One set of observers who should be taking note of all this: OPEC's members.
In defiance of a long history of disappointment, as well as some decidedly mixed messages from Putin and Sechin over the past week, hopes have risen again that Russia will contribute something meaningful in terms of cutting oil supply in coordination with OPEC to support prices.
In theory, placing more of Russia's oil output under Kremlin control should make it easier to do that. In practice, acquiescence to Sechin's plan in the wider context of fast-shifting budget priorities and persistent deficits should be a warning that the Kremlin's overriding priority is raising cash.

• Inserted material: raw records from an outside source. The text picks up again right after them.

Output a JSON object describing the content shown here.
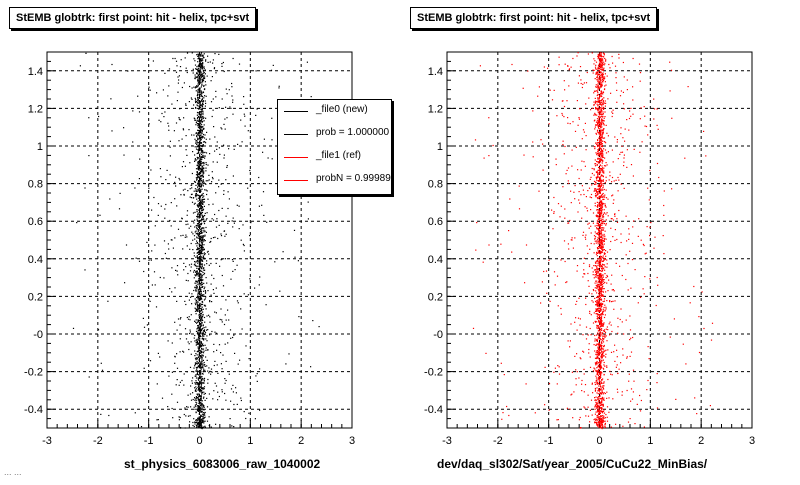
{
  "panels": [
    {
      "title": "StEMB globtrk: first point: hit - helix, tpc+svt",
      "xlabel": "st_physics_6083006_raw_1040002",
      "marker_color": "#000000"
    },
    {
      "title": "StEMB globtrk: first point: hit - helix, tpc+svt",
      "xlabel": "dev/daq_sl302/Sat/year_2005/CuCu22_MinBias/",
      "marker_color": "#ff0000"
    }
  ],
  "legend": [
    {
      "label": "_file0 (new)",
      "color": "#000000"
    },
    {
      "label": "prob = 1.000000",
      "color": "#000000"
    },
    {
      "label": "_file1 (ref)",
      "color": "#ff0000"
    },
    {
      "label": "probN = 0.999890",
      "color": "#ff0000"
    }
  ],
  "footer": "... ...",
  "chart_data": [
    {
      "type": "scatter",
      "title": "StEMB globtrk: first point: hit - helix, tpc+svt",
      "xlabel": "st_physics_6083006_raw_1040002",
      "ylabel": "",
      "xlim": [
        -3,
        3
      ],
      "ylim": [
        -0.5,
        1.5
      ],
      "x_ticks": [
        "-3",
        "-2",
        "-1",
        "0",
        "1",
        "2",
        "3"
      ],
      "y_ticks": [
        "-0.4",
        "-0.2",
        "-0",
        "0.2",
        "0.4",
        "0.6",
        "0.8",
        "1",
        "1.2",
        "1.4"
      ],
      "grid": true,
      "legend_position": "top-right",
      "series": [
        {
          "name": "_file0 (new)",
          "color": "#000000",
          "center_x": 0.0,
          "core_width": 0.1,
          "tail_width": 0.5,
          "y_range": [
            -0.5,
            1.5
          ]
        }
      ]
    },
    {
      "type": "scatter",
      "title": "StEMB globtrk: first point: hit - helix, tpc+svt",
      "xlabel": "dev/daq_sl302/Sat/year_2005/CuCu22_MinBias/",
      "ylabel": "",
      "xlim": [
        -3,
        3
      ],
      "ylim": [
        -0.5,
        1.5
      ],
      "x_ticks": [
        "-3",
        "-2",
        "-1",
        "0",
        "1",
        "2",
        "3"
      ],
      "y_ticks": [
        "-0.4",
        "-0.2",
        "-0",
        "0.2",
        "0.4",
        "0.6",
        "0.8",
        "1",
        "1.2",
        "1.4"
      ],
      "grid": true,
      "series": [
        {
          "name": "_file1 (ref)",
          "color": "#ff0000",
          "center_x": 0.0,
          "core_width": 0.1,
          "tail_width": 0.5,
          "y_range": [
            -0.5,
            1.5
          ]
        }
      ]
    }
  ]
}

When it comes to oil, Russia could well contribute a cut of maybe 100,000 to 200,000 barrels a day quite easily, especially as production hit a post-Soviet high in September. Cutting less than 2 percent of production in exchange for an agreement with OPEC that has already, merely as a possibility, added 10 percent to oil prices in the past month alone is an economic no-brainer (in the short term at least). That is especially so if the jolt to sentiment helps with upcoming bond sales to finance the deficit and bolstering Rosneft's standing as it prepares to stretch its balance sheet.
But Russia's preferred approach has always been to free-ride on OPEC's cuts, reaping the full benefit itself. And as Moscow looks around, it can see other producers in far worse shape, which may deliver the necessary cuts by default (exhibit A: Venezuela). So neither OPEC nor other oil bulls should be surprised if Russia's pledges to cut prove symbolic or short-lived.